Granulki po wyjęciu z opakowania są widocznie nasączone, a kolor intensywny. W trakcie palenia zapach uwalnia się a granulki blakną i wysychają. Jest to o tyle wygodna forma zapachu, że nie trzeba tak jak w przypadku wosku, łamać na kawałki (choć mi i tak zawsze gdzies jakies granulki sie wysypią) a wystarczy po prostu wsypać prosto z opakowania odpowiednia ilość. Dodatkowo można się ich bezproblemowo pozbyć z kominka, po prostu wysypując, nie przyklejają się, nie rozpuszczają ani nie brudzą.

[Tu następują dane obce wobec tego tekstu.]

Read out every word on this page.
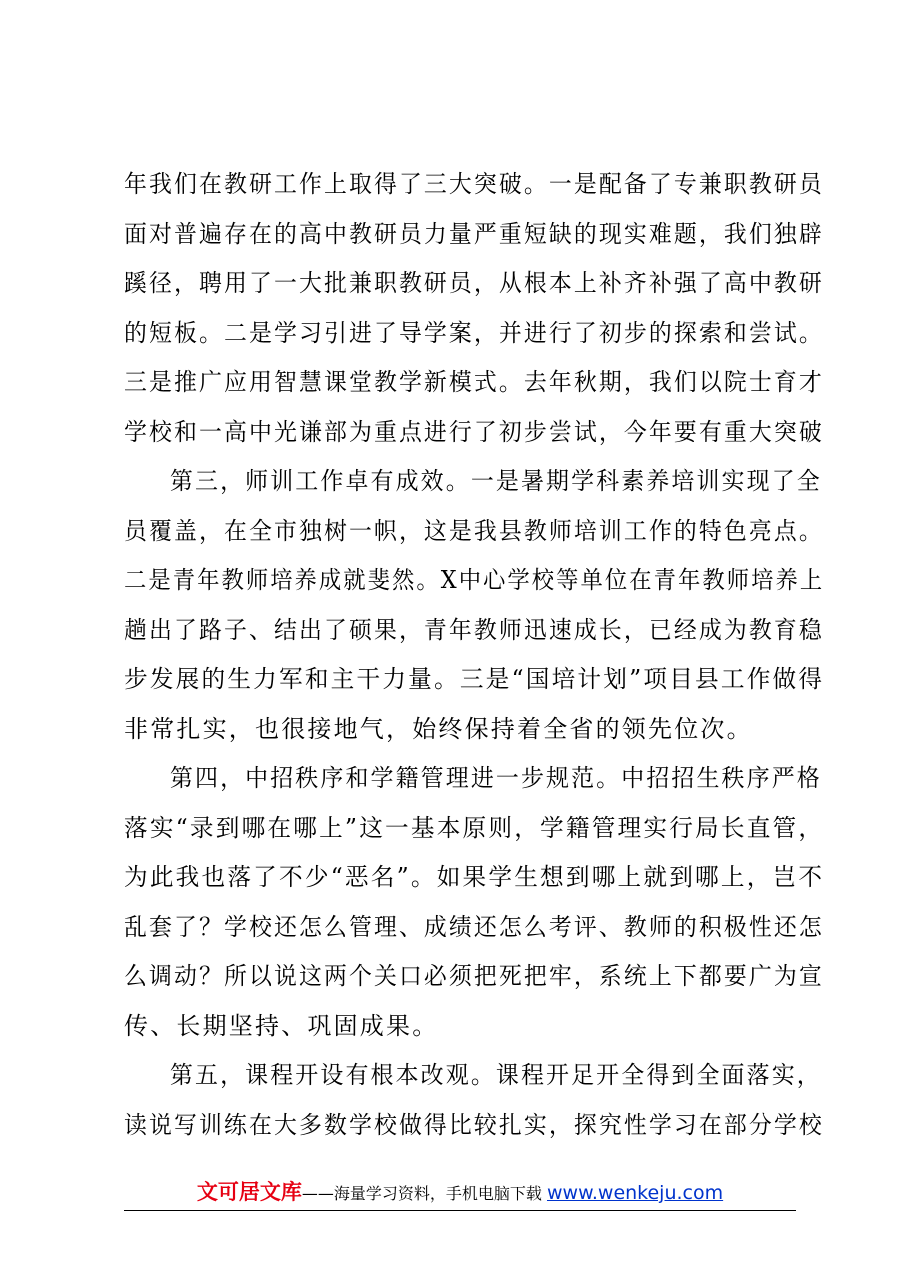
年我们在教研工作上取得了三大突破。一是配备了专兼职教研员
面对普遍存在的高中教研员力量严重短缺的现实难题，我们独辟
蹊径，聘用了一大批兼职教研员，从根本上补齐补强了高中教研
的短板。二是学习引进了导学案，并进行了初步的探索和尝试。
三是推广应用智慧课堂教学新模式。去年秋期，我们以院士育才
学校和一高中光谦部为重点进行了初步尝试，今年要有重大突破
第三，师训工作卓有成效。一是暑期学科素养培训实现了全
员覆盖，在全市独树一帜，这是我县教师培训工作的特色亮点。
二是青年教师培养成就斐然。X中心学校等单位在青年教师培养上
趟出了路子、结出了硕果，青年教师迅速成长，已经成为教育稳
步发展的生力军和主干力量。三是“国培计划”项目县工作做得
非常扎实，也很接地气，始终保持着全省的领先位次。
第四，中招秩序和学籍管理进一步规范。中招招生秩序严格
落实“录到哪在哪上”这一基本原则，学籍管理实行局长直管，
为此我也落了不少“恶名”。如果学生想到哪上就到哪上，岂不
乱套了？学校还怎么管理、成绩还怎么考评、教师的积极性还怎
么调动？所以说这两个关口必须把死把牢，系统上下都要广为宣
传、长期坚持、巩固成果。
第五，课程开设有根本改观。课程开足开全得到全面落实，
读说写训练在大多数学校做得比较扎实，探究性学习在部分学校
文可居文库——海量学习资料，手机电脑下载 www.wenkeju.com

Musze jeszcze zaznaczyć, że mają wiele innych zastosowań, można je np. wrzucić do worka w odkurzaczu, umieścić w szafie, szufladzie czy aucie w woreczku z organzy, gdzie będą pachnieć bez podgrzewania, niestety u mnie jednak najlepiej sprawdziły się podgrzewane, zapach w szafie był bardzo słabo wyczuwalny
Podsumowując...
Jest to fajna alternatywa dla wosków, wydajniejsza, mimo nieznacznie wyższej ceny, wygodniejsza w użytkowaniu, gama zapachowa również jest całkiem imponująca a i zastosowanie ma szersze.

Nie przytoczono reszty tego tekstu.